Le chef de l’Etat, qui fait une série de déplacements en région pour dénoncer les dangers des réseaux sociaux, a évoqué l’idée il y a deux semaines, à Arras, face aux lecteurs de la Voix du Nord. Porté « par des professionnels » des médias, le label viserait à « distinguer les réseaux et les sites qui font de l’argent avec de la pub personnalisée et les réseaux et les sites d’information », précisant que ce n’est pas au gouvernement de dire « ceci est une information, ceci n’en est pas ». Il s’agit de l’enjeu démocratique des fausses informations. Sur ce sujet, l’ONG Reporters sans frontières a déjà avancé, avec le Journalism Trust Initiative, dont l’AFP est membre. Rebelote vendredi dernier, dans les Vosges, à Mirecourt, devant les lecteurs du groupe EBRA, où le Président précise que « ce n’est pas l’Etat qui doit vérifier », sinon « ça devient une dictature ».
« Ce n’est pas un truc qui a germé dans l’esprit malade du Président Macron »
L’idée n’est pas nouvelle. Un fidèle rappelle que le Président « a évoqué cela depuis longtemps, lors de ses vœux à la presse, en 2018 ». Le même ajoute ironiquement : « Ce n’est pas un truc qui a germé dans l’esprit malade du Président Macron ».
« Une dictature », c’est justement ce que reprochent quasiment, ensuite, les médias de la sphère d’extrême droite et conservatrice.
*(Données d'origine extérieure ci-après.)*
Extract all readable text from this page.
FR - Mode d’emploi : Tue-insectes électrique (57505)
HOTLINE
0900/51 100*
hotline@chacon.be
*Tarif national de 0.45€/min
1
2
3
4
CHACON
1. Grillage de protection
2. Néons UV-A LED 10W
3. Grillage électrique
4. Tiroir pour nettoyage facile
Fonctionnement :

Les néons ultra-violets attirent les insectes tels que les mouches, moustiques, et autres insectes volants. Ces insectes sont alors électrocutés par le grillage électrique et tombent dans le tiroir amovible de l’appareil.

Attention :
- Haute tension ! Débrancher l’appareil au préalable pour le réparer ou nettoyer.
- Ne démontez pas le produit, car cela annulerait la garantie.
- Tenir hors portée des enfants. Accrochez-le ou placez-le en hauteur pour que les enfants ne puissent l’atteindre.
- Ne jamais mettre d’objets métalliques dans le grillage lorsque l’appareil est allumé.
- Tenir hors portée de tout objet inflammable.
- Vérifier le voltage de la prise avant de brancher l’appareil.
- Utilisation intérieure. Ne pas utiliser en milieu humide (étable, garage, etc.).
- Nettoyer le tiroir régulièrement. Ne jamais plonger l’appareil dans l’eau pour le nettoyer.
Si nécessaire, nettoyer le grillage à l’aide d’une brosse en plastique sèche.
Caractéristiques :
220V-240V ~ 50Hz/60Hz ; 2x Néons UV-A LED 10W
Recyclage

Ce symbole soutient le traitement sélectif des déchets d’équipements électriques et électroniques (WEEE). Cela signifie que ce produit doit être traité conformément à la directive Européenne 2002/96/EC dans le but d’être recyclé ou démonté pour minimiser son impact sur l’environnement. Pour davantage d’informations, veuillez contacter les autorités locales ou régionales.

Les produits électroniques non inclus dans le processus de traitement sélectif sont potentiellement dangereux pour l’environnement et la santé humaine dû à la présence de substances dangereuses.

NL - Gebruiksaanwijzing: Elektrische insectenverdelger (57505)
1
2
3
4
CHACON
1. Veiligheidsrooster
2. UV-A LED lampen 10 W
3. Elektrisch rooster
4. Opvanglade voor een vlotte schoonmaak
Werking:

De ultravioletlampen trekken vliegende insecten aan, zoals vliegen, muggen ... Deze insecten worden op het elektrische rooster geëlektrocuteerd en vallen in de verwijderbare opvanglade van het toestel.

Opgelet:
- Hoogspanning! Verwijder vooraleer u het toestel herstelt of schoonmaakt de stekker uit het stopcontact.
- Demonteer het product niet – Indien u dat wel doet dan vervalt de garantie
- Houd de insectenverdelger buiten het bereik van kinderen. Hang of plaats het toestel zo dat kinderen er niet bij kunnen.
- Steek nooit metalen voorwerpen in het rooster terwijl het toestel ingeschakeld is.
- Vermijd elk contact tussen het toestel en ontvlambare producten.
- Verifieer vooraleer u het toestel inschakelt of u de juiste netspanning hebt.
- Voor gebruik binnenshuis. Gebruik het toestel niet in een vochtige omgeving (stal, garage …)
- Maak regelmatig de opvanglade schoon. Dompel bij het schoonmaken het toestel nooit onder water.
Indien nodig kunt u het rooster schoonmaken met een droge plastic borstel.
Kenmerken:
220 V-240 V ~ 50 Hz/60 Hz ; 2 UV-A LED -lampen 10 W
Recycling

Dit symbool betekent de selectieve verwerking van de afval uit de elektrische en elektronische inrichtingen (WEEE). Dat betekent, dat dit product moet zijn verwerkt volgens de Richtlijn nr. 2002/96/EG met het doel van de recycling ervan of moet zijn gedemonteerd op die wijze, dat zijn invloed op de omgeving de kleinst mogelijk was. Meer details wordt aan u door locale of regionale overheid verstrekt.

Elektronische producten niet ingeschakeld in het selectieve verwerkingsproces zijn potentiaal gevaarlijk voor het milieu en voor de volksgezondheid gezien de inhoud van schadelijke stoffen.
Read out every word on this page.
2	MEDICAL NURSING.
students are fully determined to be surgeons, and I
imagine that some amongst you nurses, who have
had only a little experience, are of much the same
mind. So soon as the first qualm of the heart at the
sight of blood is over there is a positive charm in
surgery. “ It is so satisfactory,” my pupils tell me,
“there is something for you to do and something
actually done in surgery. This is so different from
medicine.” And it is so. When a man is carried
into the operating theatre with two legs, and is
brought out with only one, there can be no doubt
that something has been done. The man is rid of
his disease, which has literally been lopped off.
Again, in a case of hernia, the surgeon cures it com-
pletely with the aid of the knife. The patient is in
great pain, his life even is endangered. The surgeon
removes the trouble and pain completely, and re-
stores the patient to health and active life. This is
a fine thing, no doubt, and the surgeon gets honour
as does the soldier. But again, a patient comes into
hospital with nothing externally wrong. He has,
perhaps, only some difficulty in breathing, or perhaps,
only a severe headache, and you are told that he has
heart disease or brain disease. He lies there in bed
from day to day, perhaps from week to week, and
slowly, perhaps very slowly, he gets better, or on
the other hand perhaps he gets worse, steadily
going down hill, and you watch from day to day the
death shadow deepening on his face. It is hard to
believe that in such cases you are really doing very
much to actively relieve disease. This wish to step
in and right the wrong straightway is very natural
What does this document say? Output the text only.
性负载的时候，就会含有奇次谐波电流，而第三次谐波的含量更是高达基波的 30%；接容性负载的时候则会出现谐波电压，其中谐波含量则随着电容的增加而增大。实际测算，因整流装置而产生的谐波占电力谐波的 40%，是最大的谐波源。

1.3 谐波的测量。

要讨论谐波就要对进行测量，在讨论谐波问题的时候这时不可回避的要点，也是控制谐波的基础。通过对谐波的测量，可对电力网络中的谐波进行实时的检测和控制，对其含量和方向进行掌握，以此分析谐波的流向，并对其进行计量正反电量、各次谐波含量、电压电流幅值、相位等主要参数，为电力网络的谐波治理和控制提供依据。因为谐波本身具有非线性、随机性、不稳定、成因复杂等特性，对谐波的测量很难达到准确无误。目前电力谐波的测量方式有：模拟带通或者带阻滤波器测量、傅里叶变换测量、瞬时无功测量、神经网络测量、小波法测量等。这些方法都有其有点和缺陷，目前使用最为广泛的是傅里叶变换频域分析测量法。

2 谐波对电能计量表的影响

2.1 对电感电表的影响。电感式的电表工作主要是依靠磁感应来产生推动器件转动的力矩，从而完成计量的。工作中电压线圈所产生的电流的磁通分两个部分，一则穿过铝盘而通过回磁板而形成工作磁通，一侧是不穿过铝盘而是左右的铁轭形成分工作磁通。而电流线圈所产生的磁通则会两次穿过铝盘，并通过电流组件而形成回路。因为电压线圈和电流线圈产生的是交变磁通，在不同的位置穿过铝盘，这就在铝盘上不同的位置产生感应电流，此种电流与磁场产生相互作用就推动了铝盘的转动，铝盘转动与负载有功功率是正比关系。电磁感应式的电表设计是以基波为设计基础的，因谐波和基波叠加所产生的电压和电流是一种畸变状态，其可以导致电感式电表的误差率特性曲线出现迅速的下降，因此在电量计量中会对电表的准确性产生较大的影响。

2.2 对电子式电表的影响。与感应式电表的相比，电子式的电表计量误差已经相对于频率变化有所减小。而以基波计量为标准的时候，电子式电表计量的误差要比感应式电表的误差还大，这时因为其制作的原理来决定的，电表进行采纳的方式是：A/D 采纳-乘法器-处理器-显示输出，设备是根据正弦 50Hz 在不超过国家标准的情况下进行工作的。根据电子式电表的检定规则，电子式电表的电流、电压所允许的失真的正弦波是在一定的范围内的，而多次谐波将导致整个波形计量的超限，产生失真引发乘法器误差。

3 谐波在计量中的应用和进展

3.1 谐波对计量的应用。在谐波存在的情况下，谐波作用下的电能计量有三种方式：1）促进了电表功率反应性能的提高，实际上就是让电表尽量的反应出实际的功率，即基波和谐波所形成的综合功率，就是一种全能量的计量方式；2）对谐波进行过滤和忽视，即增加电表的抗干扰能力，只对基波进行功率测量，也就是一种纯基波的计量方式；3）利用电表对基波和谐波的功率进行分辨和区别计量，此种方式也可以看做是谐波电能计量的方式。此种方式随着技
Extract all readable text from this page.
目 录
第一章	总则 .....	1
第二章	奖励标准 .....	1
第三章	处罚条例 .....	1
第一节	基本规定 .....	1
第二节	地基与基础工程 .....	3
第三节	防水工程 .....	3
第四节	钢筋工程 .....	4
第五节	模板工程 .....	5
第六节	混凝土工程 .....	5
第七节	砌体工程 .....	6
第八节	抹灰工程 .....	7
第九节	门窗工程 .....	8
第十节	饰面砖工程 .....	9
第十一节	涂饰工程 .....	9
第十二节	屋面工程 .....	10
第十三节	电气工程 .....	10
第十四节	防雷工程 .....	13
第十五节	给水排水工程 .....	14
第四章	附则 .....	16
Dimanche, le JDD fait sa Une : « Vers un contrôle de l’information », dénonçant dans un article « la tentation du ministère de la Vérité », une référence au roman 1984, de George Orwell. Derrière, l’éditorialiste vedette de C News, Pascal Praud, embraye et dénonce la « tentation autoritaire d’un Président mécontent du traitement médiatique, qui souhaite imposer un récit unique », parlant de « Pravda ».
Côté politique, Jordan Bardella, président du RN, dénonce dimanche toujours sur C News la « labellisation des médias » qui lui « rappelle le « ministère de la Vérité »». Le président des LR, Bruno Retailleau, pointe lundi « une dérive inquiétante ».
« Le gouvernement ne va pas créer tel ou tel label destiné à la presse »
Devant la tournure des événements, l’Elysée décide de riposter sur les réseaux. Dans une vidéo publiée lundi sur X, le Château tente de répondre : « Quand parler de lutte contre la désinformation suscite la désinformation… » La vidéo reprend notamment un extrait de l’édito de Pascal Praud, avec écrit « attention, fausse information », puis montre des extraits des propos du chef de l’Etat.
La réponse de l’exécutif s’est faite en deux temps. Après le compte X, la porte-parole du gouvernement, Maud Bregeon, a cité ce mardi les mots d’Emmanuel Macron en Conseil des ministres : « Le gouvernement ne va pas créer tel ou tel label destiné à la presse, ce n’est pas, ce ne sera jamais son rôle de le faire ».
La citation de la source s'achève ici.